Un tercer asunto, similar al anterior, ocurre con “la justicia”. Se va a la justicia cuando se necesita justicia. Pero no es un asunto de términos lo que importa sino una diferencia que puede llegar a distanciar sentidos opuestos. “Justicia” designa, de una parte, un valor al que todos aspiramos, no sólo como perteneciente a un mundo ideal, que nos gustaría que fuera el que habitamos, sino como rector de exigencias en nuestra vida cotidiana. “Pido que se haga justicia”, dice a los periodistas el padre o la madre de la niña que fue asesinada y todos entendemos que el reclamo alude a que el autor de ese acto indigno sea identificado y castigado como merece. Muchos de quienes comparten esa exigencia no saben qué dice la ley sobre un caso así ni, menos aún, cuáles serán las pruebas que se exigirán para llegar a la convicción de que un sujeto dado es responsable del delito. No obstante esa ignorancia, pedimos “justicia”.
De otra parte, la palabra “justicia” designa a un aparato integrado por varias instituciones, habitadas por policías, jueces, fiscales, defensores públicos y carceleros, junto a los cuales trabajan unos actores con capacidad de manejar las claves del sistema, los abogados. Estos personajes se refieren, más bien, a la administración de justicia, cuando hablan del sistema en el que operan. Pero el ciudadano promedio llama a ese aparato simplemente “justicia”. “Que la justicia se haga cargo”, acaso reclame el mismo padre del ejemplo.

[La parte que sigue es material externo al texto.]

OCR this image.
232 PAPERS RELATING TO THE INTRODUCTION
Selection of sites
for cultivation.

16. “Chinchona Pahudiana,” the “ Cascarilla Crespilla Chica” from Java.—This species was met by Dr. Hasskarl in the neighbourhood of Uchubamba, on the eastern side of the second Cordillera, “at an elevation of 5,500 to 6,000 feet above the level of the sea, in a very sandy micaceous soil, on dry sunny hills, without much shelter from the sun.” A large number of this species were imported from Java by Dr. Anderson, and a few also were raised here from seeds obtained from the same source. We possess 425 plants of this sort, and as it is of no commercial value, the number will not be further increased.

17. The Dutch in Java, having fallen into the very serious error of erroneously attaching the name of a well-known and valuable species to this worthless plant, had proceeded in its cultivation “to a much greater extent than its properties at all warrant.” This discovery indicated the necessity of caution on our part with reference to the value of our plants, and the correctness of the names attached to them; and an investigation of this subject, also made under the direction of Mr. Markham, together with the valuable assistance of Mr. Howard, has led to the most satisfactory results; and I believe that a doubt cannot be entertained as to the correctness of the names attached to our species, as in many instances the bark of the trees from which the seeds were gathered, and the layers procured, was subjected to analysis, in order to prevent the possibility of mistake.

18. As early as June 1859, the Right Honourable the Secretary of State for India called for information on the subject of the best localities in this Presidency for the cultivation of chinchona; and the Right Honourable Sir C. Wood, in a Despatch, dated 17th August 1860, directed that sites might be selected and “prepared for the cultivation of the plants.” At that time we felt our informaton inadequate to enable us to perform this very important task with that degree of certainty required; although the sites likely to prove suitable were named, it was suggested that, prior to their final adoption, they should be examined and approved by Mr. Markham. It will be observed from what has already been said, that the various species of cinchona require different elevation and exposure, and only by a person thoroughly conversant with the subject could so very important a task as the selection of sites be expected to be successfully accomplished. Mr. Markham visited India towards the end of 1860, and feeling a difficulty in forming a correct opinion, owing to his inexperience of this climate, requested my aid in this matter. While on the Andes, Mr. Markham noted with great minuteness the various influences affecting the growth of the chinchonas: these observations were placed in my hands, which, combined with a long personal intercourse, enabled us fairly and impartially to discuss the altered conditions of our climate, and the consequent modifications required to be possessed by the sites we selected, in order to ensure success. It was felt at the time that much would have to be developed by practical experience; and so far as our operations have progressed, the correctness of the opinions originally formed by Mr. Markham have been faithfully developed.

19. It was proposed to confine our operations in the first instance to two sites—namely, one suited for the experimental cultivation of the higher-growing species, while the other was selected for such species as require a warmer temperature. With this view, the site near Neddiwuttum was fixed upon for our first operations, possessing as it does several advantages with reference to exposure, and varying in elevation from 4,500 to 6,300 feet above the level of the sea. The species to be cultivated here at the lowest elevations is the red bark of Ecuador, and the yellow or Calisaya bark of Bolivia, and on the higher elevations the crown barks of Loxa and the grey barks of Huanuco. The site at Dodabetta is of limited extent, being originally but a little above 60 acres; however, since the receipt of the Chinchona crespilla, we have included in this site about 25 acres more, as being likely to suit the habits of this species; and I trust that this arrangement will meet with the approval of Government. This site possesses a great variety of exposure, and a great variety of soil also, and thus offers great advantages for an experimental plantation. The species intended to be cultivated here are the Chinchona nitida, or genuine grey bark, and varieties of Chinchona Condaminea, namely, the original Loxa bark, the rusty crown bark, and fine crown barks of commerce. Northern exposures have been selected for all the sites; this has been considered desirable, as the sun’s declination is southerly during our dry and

Los dos sentidos de la palabra no sólo son diferentes. Con cierta frecuencia llegan a ser contrarios hasta el punto de colisionar. De un lado, un sentimiento humano que requiere respeto a lo que se estima es derecho de cada quien, honradez en el comportamiento de unos respecto de los otros, y una sanción imparcialmente establecida para quien transgreda ciertas líneas. De otro lado, ese aparato encargado de administrar decisiones, para lo cual está dotado de códigos y leyes, funcionarios y recursos presupuestales. Es un aparato que, según la percepción prevaleciente en América Latina –y, por cierto en el Perú–, no hace “justicia” en el primer sentido de la palabra. La paradoja conduce a la última pregunta: ¿cómo se asimila y se vive interiormente esta diferencia que puede llegar a ser contradicción?